P. S. I apologize in advance for possible grammar weaknesses - as you can guess I am not a native Englsih speaker
DPO Trainings: there are just too many providers who suddenly proclaimed themselves GDPR experts overnight just because they read the GDPR, or in most cases, read some news articles on it without having an understanding of how privacy law works. These should be avoided at all costs. Instead one should focus on trainings, books or courses provided by those who have a genuine background in privacy, such as those from the IAPP.
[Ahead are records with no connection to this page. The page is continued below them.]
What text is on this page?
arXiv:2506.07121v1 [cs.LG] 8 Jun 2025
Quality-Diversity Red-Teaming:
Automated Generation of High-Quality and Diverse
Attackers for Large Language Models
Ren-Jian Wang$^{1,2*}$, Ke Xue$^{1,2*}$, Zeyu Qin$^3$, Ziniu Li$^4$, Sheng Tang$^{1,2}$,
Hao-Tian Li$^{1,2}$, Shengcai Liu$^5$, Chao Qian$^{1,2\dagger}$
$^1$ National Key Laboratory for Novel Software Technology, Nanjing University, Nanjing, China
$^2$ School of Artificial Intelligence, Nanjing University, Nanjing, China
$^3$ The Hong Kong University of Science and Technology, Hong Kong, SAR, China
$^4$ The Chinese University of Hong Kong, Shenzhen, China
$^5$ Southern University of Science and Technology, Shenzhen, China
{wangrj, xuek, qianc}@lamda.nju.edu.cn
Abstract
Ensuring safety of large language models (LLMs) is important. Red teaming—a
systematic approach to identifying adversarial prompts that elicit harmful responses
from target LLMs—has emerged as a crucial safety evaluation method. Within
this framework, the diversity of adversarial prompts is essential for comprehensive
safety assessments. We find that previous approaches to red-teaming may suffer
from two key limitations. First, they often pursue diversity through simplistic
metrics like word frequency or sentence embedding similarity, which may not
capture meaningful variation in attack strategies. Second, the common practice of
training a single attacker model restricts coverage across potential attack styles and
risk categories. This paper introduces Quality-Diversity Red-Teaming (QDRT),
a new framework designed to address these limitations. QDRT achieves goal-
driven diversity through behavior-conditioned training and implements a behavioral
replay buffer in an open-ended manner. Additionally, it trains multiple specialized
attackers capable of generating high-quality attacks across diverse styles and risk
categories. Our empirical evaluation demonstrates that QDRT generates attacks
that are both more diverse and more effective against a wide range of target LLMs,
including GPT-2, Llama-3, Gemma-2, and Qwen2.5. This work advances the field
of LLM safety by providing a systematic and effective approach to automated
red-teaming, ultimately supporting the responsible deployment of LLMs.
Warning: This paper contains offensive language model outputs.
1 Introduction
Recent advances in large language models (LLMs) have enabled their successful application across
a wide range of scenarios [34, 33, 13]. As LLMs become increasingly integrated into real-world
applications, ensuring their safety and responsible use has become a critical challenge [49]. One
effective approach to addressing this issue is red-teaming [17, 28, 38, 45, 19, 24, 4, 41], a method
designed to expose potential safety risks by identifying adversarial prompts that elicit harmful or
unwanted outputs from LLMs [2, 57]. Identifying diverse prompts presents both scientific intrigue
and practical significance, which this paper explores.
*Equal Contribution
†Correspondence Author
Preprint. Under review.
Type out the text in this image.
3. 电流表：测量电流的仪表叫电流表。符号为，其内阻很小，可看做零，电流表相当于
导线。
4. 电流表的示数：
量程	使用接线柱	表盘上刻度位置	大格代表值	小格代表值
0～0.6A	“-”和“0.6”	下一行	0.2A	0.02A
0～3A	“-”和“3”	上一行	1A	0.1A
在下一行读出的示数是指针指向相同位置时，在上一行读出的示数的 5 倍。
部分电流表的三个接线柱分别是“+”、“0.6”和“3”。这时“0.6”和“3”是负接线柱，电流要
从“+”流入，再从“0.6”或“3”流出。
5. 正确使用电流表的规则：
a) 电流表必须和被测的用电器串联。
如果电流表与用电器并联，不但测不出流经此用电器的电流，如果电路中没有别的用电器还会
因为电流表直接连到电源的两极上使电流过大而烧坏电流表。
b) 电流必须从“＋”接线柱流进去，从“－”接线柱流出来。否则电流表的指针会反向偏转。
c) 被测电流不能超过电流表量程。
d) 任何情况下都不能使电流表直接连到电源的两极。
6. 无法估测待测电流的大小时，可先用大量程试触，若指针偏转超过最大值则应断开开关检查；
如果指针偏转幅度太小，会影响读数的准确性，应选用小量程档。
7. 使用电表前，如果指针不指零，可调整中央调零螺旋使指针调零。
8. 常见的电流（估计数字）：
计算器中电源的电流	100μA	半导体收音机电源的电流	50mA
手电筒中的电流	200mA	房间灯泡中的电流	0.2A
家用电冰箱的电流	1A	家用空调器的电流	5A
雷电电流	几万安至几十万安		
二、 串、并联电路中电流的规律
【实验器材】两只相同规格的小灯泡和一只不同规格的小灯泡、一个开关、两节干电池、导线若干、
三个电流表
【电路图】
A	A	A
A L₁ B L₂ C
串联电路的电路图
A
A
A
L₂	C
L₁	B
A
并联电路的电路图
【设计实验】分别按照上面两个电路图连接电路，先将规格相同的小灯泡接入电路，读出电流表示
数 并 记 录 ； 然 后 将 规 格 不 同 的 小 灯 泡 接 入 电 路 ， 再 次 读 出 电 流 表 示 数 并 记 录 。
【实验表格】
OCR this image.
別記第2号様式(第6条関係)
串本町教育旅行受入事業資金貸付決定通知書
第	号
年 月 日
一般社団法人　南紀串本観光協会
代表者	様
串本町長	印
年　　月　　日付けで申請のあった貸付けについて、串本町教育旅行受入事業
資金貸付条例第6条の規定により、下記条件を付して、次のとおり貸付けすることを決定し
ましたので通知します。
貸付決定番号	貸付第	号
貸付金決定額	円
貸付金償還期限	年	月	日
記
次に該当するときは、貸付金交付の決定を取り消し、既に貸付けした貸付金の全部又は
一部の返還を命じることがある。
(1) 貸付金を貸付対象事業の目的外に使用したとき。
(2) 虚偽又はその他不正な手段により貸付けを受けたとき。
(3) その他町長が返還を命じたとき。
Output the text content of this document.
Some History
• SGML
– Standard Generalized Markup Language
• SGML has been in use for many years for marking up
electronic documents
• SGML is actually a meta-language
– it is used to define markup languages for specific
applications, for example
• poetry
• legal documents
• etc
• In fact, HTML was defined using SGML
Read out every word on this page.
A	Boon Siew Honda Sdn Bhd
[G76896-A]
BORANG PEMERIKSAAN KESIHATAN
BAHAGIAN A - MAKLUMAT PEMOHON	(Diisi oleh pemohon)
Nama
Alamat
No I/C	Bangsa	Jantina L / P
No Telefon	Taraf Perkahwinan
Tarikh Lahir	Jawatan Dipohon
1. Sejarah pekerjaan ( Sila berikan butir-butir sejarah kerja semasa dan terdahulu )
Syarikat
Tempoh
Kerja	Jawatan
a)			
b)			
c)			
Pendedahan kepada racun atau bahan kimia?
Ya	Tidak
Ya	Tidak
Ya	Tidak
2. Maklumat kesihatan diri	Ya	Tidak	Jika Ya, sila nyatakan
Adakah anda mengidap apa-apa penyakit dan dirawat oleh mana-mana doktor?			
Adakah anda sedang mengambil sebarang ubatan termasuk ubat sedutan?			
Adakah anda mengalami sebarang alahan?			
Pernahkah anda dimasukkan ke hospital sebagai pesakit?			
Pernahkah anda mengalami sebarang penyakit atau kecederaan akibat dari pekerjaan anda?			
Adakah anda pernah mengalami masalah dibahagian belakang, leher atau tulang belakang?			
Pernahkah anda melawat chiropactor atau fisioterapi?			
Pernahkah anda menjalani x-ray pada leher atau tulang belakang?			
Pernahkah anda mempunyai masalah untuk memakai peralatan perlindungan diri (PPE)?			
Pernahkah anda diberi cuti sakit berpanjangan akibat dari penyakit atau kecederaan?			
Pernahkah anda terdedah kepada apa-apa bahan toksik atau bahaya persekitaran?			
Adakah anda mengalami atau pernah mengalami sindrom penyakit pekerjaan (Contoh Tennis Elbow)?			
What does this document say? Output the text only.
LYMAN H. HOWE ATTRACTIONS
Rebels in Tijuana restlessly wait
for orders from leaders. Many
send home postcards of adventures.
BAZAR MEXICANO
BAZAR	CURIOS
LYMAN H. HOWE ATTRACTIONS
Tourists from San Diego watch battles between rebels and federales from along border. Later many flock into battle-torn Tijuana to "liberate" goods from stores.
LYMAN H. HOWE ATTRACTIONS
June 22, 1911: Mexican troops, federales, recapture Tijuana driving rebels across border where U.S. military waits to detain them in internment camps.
DPO: Since you stated that there is a real need for DPO in many organizations, of course the demand means that they cost a little more. If you are getting an external DPO and find it too expensive, why not get an internal DPO instead? Of course an external DPO will charge more since they may be held accountable and responsible in the eyes of the data protection authorities depending on the countries in scope. Laws worldwide vary and in some countries (outside the EU) the DPO may even face criminal liability for non-compliance depending on the severity of the non-compliance. There is no such criminal liability under the GDPR, however the reputation of the DPO may still be at stake and therefore that is a big risk for them bearing in mind they may not have the same visibility as to what is going on in the company as a full-time employee. There are very few individuals with good knowledge of how privacy laws work, therefore it is only fair that they cost a little more. Getting some junior person to save some money may be a big gamble for the company on the long term given the sanctions of the GDPR.